I risultati nell’Imsa e la vittoria alla Petit Le Mans
Tra i risultati più importanti ottenuti da Cédric Sbirrazzuoli figurano quelli raccolti nell’Imsa. Nel 2024, con la Ferrari 296 GT3 numero 34 di Conquest Racing, aveva condiviso l’abitacolo con Albert Costa e Manny Franco.
In quella stagione l’equipaggio aveva conquistato un podio alla Rolex 24 di Daytona e un altro alla Sahlen’s Six Hours of the Glen. Il successo più prestigioso era arrivato alla Petit Le Mans di Road Atlanta, dove la vettura aveva ottenuto la vittoria di classe.
Nel suo palmarès rientrava anche il trionfo nella categoria Invitational della Bathurst 12 Hour, centrato con T2 Racing. Nel 2025 era quindi tornato a gareggiare con Conquest Racing negli appuntamenti di Daytona e Sebring, proseguendo il proprio impegno nel campionato statunitense.
Scopriamo tutti i dettagli nella pagina successiva: la notizia della sua morte ha rapidamente coinvolto l’intero paddock, dove Sbirrazzuoli era considerato non soltanto un pilota esperto, ma anche una presenza molto apprezzata.
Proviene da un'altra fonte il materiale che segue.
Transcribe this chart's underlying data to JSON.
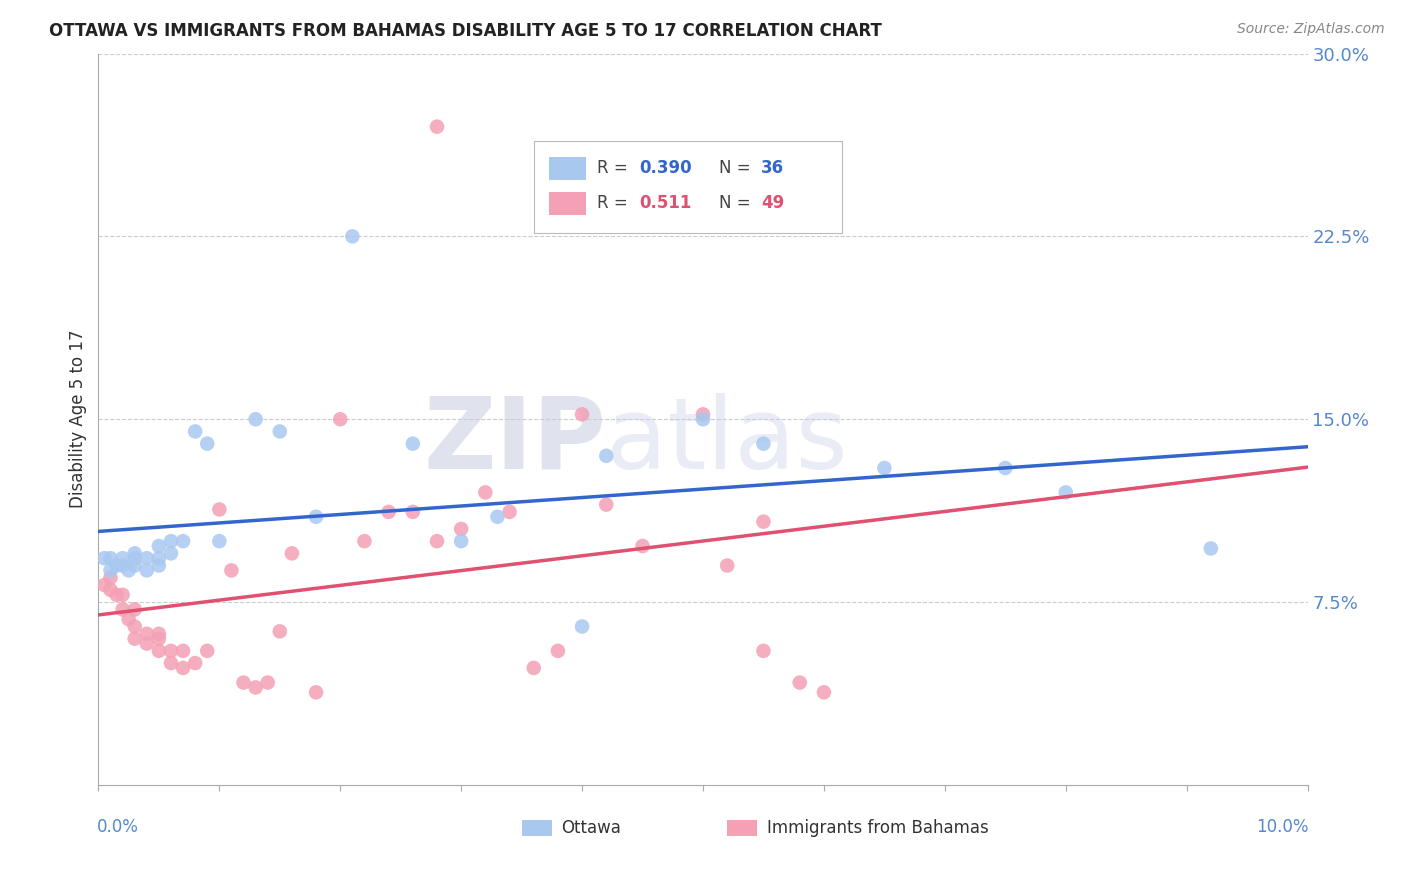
{
  "title": "OTTAWA VS IMMIGRANTS FROM BAHAMAS DISABILITY AGE 5 TO 17 CORRELATION CHART",
  "source": "Source: ZipAtlas.com",
  "ylabel": "Disability Age 5 to 17",
  "xlim": [
    0.0,
    0.1
  ],
  "ylim": [
    0.0,
    0.3
  ],
  "yticks": [
    0.075,
    0.15,
    0.225,
    0.3
  ],
  "ytick_labels": [
    "7.5%",
    "15.0%",
    "22.5%",
    "30.0%"
  ],
  "R_ottawa": 0.39,
  "N_ottawa": 36,
  "R_bahamas": 0.511,
  "N_bahamas": 49,
  "ottawa_color": "#A8C8F0",
  "bahamas_color": "#F4A0B5",
  "ottawa_line_color": "#3366CC",
  "bahamas_line_color": "#E05070",
  "background_color": "#FFFFFF",
  "ottawa_x": [
    0.0005,
    0.001,
    0.001,
    0.0015,
    0.002,
    0.002,
    0.0025,
    0.003,
    0.003,
    0.003,
    0.004,
    0.004,
    0.005,
    0.005,
    0.005,
    0.006,
    0.006,
    0.007,
    0.008,
    0.009,
    0.01,
    0.013,
    0.015,
    0.018,
    0.021,
    0.026,
    0.03,
    0.033,
    0.04,
    0.042,
    0.05,
    0.055,
    0.065,
    0.075,
    0.08,
    0.092
  ],
  "ottawa_y": [
    0.093,
    0.088,
    0.093,
    0.09,
    0.09,
    0.093,
    0.088,
    0.09,
    0.093,
    0.095,
    0.093,
    0.088,
    0.09,
    0.093,
    0.098,
    0.1,
    0.095,
    0.1,
    0.145,
    0.14,
    0.1,
    0.15,
    0.145,
    0.11,
    0.225,
    0.14,
    0.1,
    0.11,
    0.065,
    0.135,
    0.15,
    0.14,
    0.13,
    0.13,
    0.12,
    0.097
  ],
  "bahamas_x": [
    0.0005,
    0.001,
    0.001,
    0.0015,
    0.002,
    0.002,
    0.0025,
    0.003,
    0.003,
    0.003,
    0.004,
    0.004,
    0.005,
    0.005,
    0.005,
    0.006,
    0.006,
    0.007,
    0.007,
    0.008,
    0.009,
    0.01,
    0.011,
    0.012,
    0.013,
    0.014,
    0.015,
    0.016,
    0.018,
    0.02,
    0.022,
    0.024,
    0.026,
    0.028,
    0.028,
    0.03,
    0.032,
    0.034,
    0.036,
    0.038,
    0.04,
    0.042,
    0.045,
    0.05,
    0.052,
    0.055,
    0.055,
    0.058,
    0.06
  ],
  "bahamas_y": [
    0.082,
    0.08,
    0.085,
    0.078,
    0.072,
    0.078,
    0.068,
    0.065,
    0.06,
    0.072,
    0.058,
    0.062,
    0.06,
    0.055,
    0.062,
    0.055,
    0.05,
    0.048,
    0.055,
    0.05,
    0.055,
    0.113,
    0.088,
    0.042,
    0.04,
    0.042,
    0.063,
    0.095,
    0.038,
    0.15,
    0.1,
    0.112,
    0.112,
    0.27,
    0.1,
    0.105,
    0.12,
    0.112,
    0.048,
    0.055,
    0.152,
    0.115,
    0.098,
    0.152,
    0.09,
    0.108,
    0.055,
    0.042,
    0.038
  ]
}
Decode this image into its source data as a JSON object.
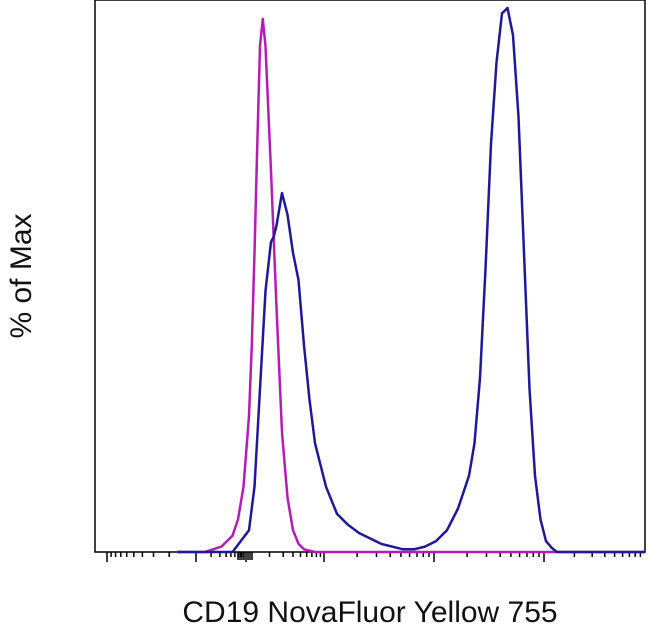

Il cordoglio di AF Corse e dei colleghi di Cédric Sbirrazzuoli
Ad annunciare la scomparsa è stata AF Corse, che ha ricordato Sbirrazzuoli come un professionista capace di competere con alcuni dei migliori protagonisti delle gare di durata. Il team ha inoltre sottolineato le qualità personali del pilota, descritto come determinato, autentico e solare.
I messaggi di cordoglio sono arrivati da più parti. Tra coloro che hanno ricordato il pilota ci sono la danese Michelle Gatting e Albert Costa, suo compagno di squadra in diverse occasioni. Con Costa aveva condiviso gare, podi e successi, oltre a un rapporto di amicizia.
Un vuoto nel panorama delle competizioni GT
La morte di Cédric Sbirrazzuoli a 39 anni interrompe un percorso sportivo sviluppato tra Monaco, Lamborghini, Ferrari, AF Corse e Conquest Racing. Le sue presenze sulle piste europee, asiatiche e statunitensi lo avevano reso un volto riconoscibile nelle competizioni GT.
Il lutto lascia un vuoto nel paddock e nel mondo dell’endurance. La carriera del pilota monegasco si è conclusa troppo presto, proprio in una data che avrebbe dovuto segnare un momento di festa: il suo 39esimo compleanno.